The IKK complex consists of two catalytic subunits IKKα and IKKβ, and the regulatory subunit IKKγ [22]. In the NF-κB activation pathway, IKK complex can induce serine phosphorylation of IκBα and IκBβ [22]. Previous studies suggested the involvement of serine/threonine kinase NIK in phosphorylation and activation of the IKK complex [23]. To determine the roles of NIK, IKKα, IKKβ and IKKγ in C. crepidioides-induced iNOS expression in RAW264.7 cells, plasmids encoding dominant-negative mutants of NIK, IKKα, IKKβ and IKKγ were used. As shown in Figure 6D, transfection with dominant–negative mutants of NIK, IKKα, IKKβ and IKKγ significantly attenuated C. crepidioides-induced iNOS expression. Taken together, these findings demonstrate that C. crepidioides induces iNOS expression via activation of NF-κB mediated through the NIK/IKK pathway.
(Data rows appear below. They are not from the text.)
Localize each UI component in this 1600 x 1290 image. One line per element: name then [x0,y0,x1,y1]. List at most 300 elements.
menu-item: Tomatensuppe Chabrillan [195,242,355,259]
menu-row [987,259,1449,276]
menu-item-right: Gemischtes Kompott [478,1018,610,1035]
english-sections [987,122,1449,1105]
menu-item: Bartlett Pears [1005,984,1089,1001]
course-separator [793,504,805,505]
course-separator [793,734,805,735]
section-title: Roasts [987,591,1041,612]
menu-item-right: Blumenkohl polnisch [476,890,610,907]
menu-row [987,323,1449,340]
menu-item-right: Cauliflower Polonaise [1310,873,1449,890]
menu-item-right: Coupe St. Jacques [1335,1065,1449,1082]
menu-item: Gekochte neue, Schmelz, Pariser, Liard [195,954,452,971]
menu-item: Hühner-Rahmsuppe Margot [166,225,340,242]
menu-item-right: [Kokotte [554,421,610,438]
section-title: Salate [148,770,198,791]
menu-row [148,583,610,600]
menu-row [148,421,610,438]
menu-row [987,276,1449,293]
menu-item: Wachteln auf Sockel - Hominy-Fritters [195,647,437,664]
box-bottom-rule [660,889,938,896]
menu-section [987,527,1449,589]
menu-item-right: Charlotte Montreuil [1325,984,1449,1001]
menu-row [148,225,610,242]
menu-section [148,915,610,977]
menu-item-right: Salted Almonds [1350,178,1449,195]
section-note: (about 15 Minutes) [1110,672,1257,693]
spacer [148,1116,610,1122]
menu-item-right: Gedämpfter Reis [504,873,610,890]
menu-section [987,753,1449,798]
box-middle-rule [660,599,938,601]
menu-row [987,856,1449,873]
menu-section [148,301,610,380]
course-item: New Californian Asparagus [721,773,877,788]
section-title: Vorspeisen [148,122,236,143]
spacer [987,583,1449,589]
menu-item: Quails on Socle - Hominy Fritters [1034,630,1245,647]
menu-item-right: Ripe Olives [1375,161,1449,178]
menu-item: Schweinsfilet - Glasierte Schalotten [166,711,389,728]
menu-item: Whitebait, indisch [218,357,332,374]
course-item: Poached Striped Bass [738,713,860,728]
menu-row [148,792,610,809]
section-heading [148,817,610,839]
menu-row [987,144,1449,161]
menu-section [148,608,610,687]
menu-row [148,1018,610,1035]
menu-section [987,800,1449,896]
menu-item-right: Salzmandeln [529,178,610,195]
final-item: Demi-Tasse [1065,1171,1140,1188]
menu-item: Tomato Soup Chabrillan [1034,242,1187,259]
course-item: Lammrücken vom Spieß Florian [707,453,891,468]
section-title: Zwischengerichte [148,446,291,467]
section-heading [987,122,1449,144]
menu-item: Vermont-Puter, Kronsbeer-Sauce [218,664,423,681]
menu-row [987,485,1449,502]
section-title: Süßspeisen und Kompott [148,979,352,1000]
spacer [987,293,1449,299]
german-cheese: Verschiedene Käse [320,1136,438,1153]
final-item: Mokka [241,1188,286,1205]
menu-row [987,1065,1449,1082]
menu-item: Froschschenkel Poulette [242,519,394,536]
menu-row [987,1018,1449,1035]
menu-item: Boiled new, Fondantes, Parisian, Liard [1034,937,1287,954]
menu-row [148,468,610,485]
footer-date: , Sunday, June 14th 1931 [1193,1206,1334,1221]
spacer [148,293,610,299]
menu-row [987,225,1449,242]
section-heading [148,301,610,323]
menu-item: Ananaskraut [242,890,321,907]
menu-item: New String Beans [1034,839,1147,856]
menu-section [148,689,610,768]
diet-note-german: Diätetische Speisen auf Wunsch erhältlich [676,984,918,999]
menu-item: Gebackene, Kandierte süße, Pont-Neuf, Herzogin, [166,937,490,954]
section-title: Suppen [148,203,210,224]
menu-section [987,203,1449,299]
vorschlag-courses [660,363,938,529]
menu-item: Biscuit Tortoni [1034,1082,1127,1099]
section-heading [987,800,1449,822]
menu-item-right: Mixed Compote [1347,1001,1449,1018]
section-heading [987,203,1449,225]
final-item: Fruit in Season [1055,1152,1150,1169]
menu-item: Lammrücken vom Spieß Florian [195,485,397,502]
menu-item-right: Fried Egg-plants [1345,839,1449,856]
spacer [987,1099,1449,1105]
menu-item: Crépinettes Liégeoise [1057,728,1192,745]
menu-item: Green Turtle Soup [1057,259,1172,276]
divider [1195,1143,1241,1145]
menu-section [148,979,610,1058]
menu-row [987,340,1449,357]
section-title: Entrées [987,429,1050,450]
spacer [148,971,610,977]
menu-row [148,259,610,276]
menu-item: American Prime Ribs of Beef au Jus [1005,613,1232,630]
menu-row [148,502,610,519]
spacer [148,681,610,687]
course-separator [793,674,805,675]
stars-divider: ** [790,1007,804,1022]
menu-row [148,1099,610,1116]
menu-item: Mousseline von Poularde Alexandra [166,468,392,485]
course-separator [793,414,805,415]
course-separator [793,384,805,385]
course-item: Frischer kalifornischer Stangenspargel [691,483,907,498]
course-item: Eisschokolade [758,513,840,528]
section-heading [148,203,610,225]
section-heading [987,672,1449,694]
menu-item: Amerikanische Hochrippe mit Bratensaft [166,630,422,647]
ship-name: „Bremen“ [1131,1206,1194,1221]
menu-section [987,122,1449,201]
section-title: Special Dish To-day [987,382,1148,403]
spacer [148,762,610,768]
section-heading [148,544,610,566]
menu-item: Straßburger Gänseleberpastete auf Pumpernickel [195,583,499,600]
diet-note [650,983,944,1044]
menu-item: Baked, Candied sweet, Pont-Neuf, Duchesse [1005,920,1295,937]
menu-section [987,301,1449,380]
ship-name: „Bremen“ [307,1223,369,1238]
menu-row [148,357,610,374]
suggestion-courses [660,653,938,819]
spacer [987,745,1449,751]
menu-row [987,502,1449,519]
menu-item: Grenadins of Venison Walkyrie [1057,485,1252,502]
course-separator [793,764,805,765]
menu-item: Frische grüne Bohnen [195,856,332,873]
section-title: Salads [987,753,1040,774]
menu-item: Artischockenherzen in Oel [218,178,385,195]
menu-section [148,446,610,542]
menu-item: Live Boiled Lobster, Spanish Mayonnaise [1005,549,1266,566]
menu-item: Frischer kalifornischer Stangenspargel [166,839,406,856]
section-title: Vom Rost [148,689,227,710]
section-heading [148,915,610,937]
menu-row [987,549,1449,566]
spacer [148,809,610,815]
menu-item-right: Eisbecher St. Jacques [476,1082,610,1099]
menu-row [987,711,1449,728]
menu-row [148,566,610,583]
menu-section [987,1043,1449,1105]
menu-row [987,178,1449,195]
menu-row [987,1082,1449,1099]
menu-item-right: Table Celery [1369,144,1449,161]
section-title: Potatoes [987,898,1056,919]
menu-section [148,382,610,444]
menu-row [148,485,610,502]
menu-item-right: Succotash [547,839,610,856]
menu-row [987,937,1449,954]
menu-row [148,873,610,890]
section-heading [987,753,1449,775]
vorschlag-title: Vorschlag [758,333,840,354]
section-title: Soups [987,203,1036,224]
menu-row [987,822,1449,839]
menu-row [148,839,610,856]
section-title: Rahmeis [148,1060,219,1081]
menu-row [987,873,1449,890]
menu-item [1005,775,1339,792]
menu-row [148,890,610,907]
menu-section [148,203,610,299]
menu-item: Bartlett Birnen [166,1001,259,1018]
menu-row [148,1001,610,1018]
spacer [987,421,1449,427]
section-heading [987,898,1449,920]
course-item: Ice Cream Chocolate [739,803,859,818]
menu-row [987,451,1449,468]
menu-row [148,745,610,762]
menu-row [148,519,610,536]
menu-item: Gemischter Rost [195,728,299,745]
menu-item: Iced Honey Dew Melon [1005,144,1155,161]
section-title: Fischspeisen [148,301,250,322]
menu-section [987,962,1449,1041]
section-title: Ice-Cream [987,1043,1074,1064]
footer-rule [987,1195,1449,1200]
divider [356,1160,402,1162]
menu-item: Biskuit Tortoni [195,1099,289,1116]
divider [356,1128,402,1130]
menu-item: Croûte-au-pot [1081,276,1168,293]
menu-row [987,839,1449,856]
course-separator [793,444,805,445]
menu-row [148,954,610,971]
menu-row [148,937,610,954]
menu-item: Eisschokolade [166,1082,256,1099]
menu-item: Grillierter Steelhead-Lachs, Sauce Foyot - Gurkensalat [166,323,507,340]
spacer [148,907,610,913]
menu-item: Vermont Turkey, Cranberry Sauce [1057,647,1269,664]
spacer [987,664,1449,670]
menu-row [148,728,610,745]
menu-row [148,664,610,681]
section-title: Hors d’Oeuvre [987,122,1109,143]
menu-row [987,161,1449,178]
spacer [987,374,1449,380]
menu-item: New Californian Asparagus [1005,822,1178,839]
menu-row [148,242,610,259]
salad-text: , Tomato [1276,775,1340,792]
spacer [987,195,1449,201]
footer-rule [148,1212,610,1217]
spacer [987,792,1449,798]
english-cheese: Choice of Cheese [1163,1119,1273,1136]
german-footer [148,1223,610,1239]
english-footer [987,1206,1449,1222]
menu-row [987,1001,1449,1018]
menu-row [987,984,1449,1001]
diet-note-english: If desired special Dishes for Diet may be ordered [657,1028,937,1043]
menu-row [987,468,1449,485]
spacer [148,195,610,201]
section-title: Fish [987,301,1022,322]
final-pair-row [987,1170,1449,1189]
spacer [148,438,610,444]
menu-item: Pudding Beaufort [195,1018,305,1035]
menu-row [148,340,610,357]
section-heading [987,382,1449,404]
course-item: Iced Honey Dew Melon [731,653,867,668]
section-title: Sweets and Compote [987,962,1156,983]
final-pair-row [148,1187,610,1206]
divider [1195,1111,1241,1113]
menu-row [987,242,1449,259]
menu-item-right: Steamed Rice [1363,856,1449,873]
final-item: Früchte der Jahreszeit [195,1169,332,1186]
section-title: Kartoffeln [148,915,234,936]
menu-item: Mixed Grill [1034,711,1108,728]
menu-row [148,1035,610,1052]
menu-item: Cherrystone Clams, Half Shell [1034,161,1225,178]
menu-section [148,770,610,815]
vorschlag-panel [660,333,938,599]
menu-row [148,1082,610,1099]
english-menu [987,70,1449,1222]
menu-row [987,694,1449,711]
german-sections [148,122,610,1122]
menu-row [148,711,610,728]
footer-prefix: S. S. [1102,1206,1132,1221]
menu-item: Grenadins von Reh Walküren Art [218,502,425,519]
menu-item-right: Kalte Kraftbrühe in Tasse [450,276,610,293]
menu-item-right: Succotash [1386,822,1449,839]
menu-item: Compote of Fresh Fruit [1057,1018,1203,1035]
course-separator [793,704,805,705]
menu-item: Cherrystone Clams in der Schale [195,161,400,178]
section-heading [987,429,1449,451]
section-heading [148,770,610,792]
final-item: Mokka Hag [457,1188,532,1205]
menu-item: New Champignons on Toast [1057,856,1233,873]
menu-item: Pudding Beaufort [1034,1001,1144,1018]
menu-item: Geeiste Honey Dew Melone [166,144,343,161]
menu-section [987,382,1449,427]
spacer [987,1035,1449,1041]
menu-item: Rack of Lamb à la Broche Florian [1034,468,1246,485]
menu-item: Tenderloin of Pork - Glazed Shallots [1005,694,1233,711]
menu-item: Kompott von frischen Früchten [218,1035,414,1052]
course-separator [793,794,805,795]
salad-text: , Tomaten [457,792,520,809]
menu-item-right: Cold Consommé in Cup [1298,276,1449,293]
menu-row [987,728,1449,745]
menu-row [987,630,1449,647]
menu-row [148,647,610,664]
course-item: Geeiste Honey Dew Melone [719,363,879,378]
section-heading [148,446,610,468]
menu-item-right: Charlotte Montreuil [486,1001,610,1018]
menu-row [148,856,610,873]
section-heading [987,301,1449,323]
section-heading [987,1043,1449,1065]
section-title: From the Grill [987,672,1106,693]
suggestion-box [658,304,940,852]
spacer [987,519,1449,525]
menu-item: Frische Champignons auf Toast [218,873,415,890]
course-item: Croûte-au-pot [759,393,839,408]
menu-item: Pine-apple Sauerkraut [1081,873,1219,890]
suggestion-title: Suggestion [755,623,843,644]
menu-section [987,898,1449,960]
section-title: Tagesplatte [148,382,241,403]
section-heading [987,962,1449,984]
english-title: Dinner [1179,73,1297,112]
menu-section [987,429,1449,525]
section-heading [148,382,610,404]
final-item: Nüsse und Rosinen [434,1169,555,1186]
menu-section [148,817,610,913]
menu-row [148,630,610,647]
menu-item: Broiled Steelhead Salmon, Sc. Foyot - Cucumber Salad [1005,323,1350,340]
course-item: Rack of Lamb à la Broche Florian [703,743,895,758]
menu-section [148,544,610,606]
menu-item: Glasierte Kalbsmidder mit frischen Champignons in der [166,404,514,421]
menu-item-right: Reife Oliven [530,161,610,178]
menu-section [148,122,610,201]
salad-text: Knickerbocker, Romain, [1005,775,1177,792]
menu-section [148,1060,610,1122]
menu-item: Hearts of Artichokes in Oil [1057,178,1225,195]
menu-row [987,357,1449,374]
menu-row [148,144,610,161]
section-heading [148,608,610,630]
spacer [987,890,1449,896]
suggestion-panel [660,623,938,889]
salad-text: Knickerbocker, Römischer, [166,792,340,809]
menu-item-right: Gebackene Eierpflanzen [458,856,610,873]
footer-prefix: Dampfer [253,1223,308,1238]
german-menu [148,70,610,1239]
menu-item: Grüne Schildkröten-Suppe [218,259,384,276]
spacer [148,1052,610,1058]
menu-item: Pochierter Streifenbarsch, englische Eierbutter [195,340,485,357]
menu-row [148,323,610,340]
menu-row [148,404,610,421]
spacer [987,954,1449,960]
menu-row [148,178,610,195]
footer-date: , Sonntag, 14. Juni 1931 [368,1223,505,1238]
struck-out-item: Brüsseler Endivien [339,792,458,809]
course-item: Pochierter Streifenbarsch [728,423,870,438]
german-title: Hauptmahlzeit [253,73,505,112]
Isochlorogenic acid activates NF-κB
To determine the role of active compounds on C. crepidioides-induced iNOS expression, we examined whether isochlorogenic acid activates NF-κB. Treatment of RAW264.7 cells with isochlorogenic acid resulted in phosphorylation of IκBα (Figure 7A) and induction of nuclear proteins that bound to both miNOS κB1 and κB2 probes (Figure 7B). These results suggest that isochlorogenic acid in C. crepidioides seems to contribute at least in part to the induction of iNOS expression through IκBα phosphorylation and subsequent NF-κB activation.
Effects of NF-κB inhibitors on C. Crepidioides-induced iNOS expression and NO production
Because activation of the iNOS promoter by C. crepidioides required the activation of NF-κB, we blocked NF-κB activation with Bay 11-7082, an inhibitor of IκBα phosphorylation [24] or LLnL, a proteasome inhibitor [25]. Bay 11-7082 and LLnL reduced C. crepidioides-induced iNOS promoter activity (Figure 8A). In addition, Bay 11-7082 and LLnL diminished C. crepidioides-induced iNOS mRNA expression and NO production in RAW264.7 cells (Figure 8B and C).